Visiting other disaster areas

We headed to the rented house in the city area of Banda Aceh, where Thay, Aan and the other staff of the Indonesian Habitat affiliate were staying. There, we had our lunch, after which we were on the road again to see the damage done by the tsunami in other parts of Banda Aceh.

Photo :- Eventually, we all must die

The grafitti on the walls of this building goes something like "The owner of this house is still alive. Tsunami. 26 December 2004. Eventually, we all must die."

Photo :- Parts of a bridge

A section of a former bridge still remained in the river.

Photo :- Shelter in shambles

Hiew takes shelter from the rain with two other Acehnese, in what's left of a house.

Photo :- Ship aground

This ship used to be in the waters by the coast, generating electricity for the city. Now, it has been washed ashore, and generates electricity on land. According to some reports, some bodies still remain crushed under this ship, unable to be retrieved.

Photo :- Trees uprooted

Huge trees were uprooted and left to rot along the coast. You can tell how big this tree was, by comparing it to the height of the man standing a few metres away from its roots.

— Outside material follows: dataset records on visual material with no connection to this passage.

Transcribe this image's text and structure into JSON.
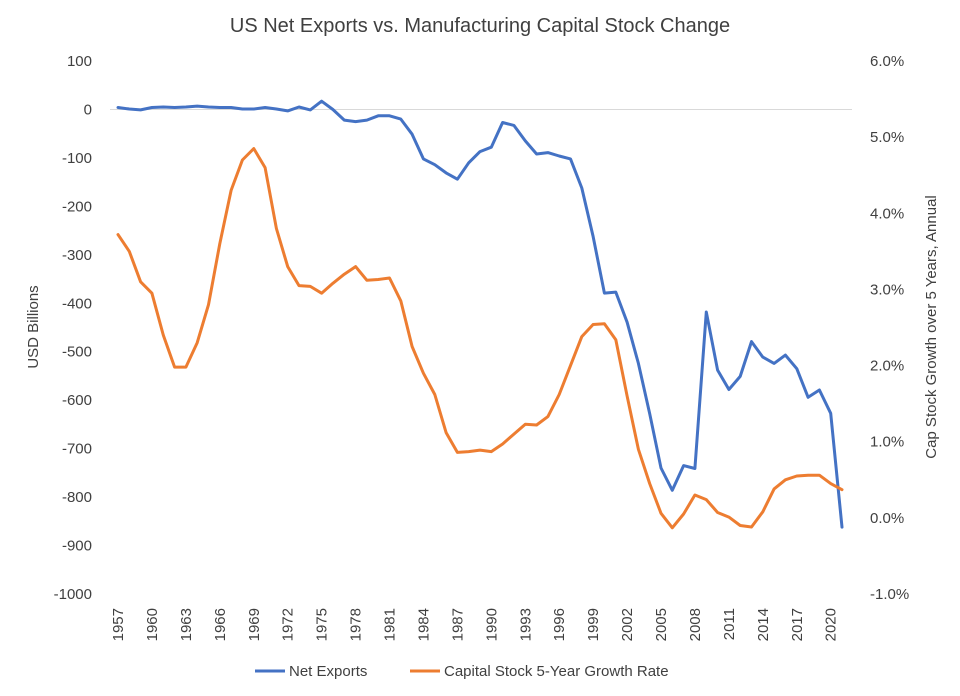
{
  "chart_data": {
    "type": "line",
    "title": "US Net Exports vs. Manufacturing Capital Stock Change",
    "ylabel": "USD Billions",
    "y2label": "Cap Stock Growth over 5 Years, Annual",
    "ylim": [
      -1000,
      100
    ],
    "y2lim": [
      -1.0,
      6.0
    ],
    "y_ticks": [
      "100",
      "0",
      "-100",
      "-200",
      "-300",
      "-400",
      "-500",
      "-600",
      "-700",
      "-800",
      "-900",
      "-1000"
    ],
    "y2_ticks": [
      "6.0%",
      "5.0%",
      "4.0%",
      "3.0%",
      "2.0%",
      "1.0%",
      "0.0%",
      "-1.0%"
    ],
    "x_ticks": [
      "1957",
      "1960",
      "1963",
      "1966",
      "1969",
      "1972",
      "1975",
      "1978",
      "1981",
      "1984",
      "1987",
      "1990",
      "1993",
      "1996",
      "1999",
      "2002",
      "2005",
      "2008",
      "2011",
      "2014",
      "2017",
      "2020"
    ],
    "x": [
      1957,
      1958,
      1959,
      1960,
      1961,
      1962,
      1963,
      1964,
      1965,
      1966,
      1967,
      1968,
      1969,
      1970,
      1971,
      1972,
      1973,
      1974,
      1975,
      1976,
      1977,
      1978,
      1979,
      1980,
      1981,
      1982,
      1983,
      1984,
      1985,
      1986,
      1987,
      1988,
      1989,
      1990,
      1991,
      1992,
      1993,
      1994,
      1995,
      1996,
      1997,
      1998,
      1999,
      2000,
      2001,
      2002,
      2003,
      2004,
      2005,
      2006,
      2007,
      2008,
      2009,
      2010,
      2011,
      2012,
      2013,
      2014,
      2015,
      2016,
      2017,
      2018,
      2019,
      2020,
      2021
    ],
    "series": [
      {
        "name": "Net Exports",
        "color": "#4472c4",
        "axis": "left",
        "values": [
          4,
          1,
          -1,
          4,
          5,
          4,
          5,
          7,
          5,
          4,
          4,
          1,
          1,
          4,
          1,
          -3,
          5,
          -1,
          17,
          0,
          -22,
          -25,
          -22,
          -13,
          -13,
          -20,
          -51,
          -102,
          -114,
          -131,
          -144,
          -110,
          -87,
          -78,
          -27,
          -33,
          -65,
          -92,
          -89,
          -96,
          -102,
          -162,
          -262,
          -379,
          -377,
          -439,
          -524,
          -628,
          -740,
          -786,
          -735,
          -741,
          -418,
          -538,
          -578,
          -551,
          -479,
          -511,
          -524,
          -507,
          -535,
          -594,
          -579,
          -627,
          -862
        ]
      },
      {
        "name": "Capital Stock 5-Year Growth Rate",
        "color": "#ed7d31",
        "axis": "right",
        "values": [
          3.72,
          3.5,
          3.1,
          2.95,
          2.4,
          1.98,
          1.98,
          2.3,
          2.8,
          3.6,
          4.3,
          4.7,
          4.85,
          4.6,
          3.8,
          3.3,
          3.05,
          3.04,
          2.95,
          3.08,
          3.2,
          3.3,
          3.12,
          3.13,
          3.15,
          2.85,
          2.25,
          1.9,
          1.62,
          1.12,
          0.86,
          0.87,
          0.89,
          0.87,
          0.97,
          1.1,
          1.23,
          1.22,
          1.33,
          1.62,
          2.0,
          2.38,
          2.54,
          2.55,
          2.34,
          1.6,
          0.9,
          0.45,
          0.06,
          -0.13,
          0.05,
          0.3,
          0.24,
          0.07,
          0.01,
          -0.1,
          -0.12,
          0.08,
          0.38,
          0.5,
          0.55,
          0.56,
          0.56,
          0.45,
          0.37
        ]
      }
    ],
    "legend_position": "bottom",
    "grid": false
  }
}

Photo :- Vertical zone of death

Along the coast, an originally densely vegetated hill has now been stripped of greenery near its base. The height of the exposed rocky regions shows how high the tsunami waves reached when they struck shore.

Photo :- They came barging in

This massive Singapore-registered coal-carrying barge, together with another smaller vessel, were washed ashore by the tsunami, and now lay right smack across one of the main roads.

Warung Kopi

After our solemn visit around the coastal region of Aceh, Thay and Aan brought us to one of the neighbourhood warung kopi (coffee shop) to sample the famous Acehnese coffee. It was a cosy place, but I personally wasn't in any mood for coffee and relaxation. After what I had seen today, I couldn't help but imagine the tsunami waves rising up over the horizon, sweeping over the land and stripping it of buildings and trees while people screamed and ran in vain for their lives. Few could outrun the water, even fewer could survive. I heard that in some regions of Indonesia, such as Meubolah, the damage was far worse - entire communities were wiped out with almost no survivors.

That night, Team Pembantuan decided to have dinner again at the Banda Aceh Seafood Restaurant. It was our last dinner there. And somewhere else in Aceh on this day, Dutch Red Cross worker Marije Mellegers was hit by two bullets in the leg.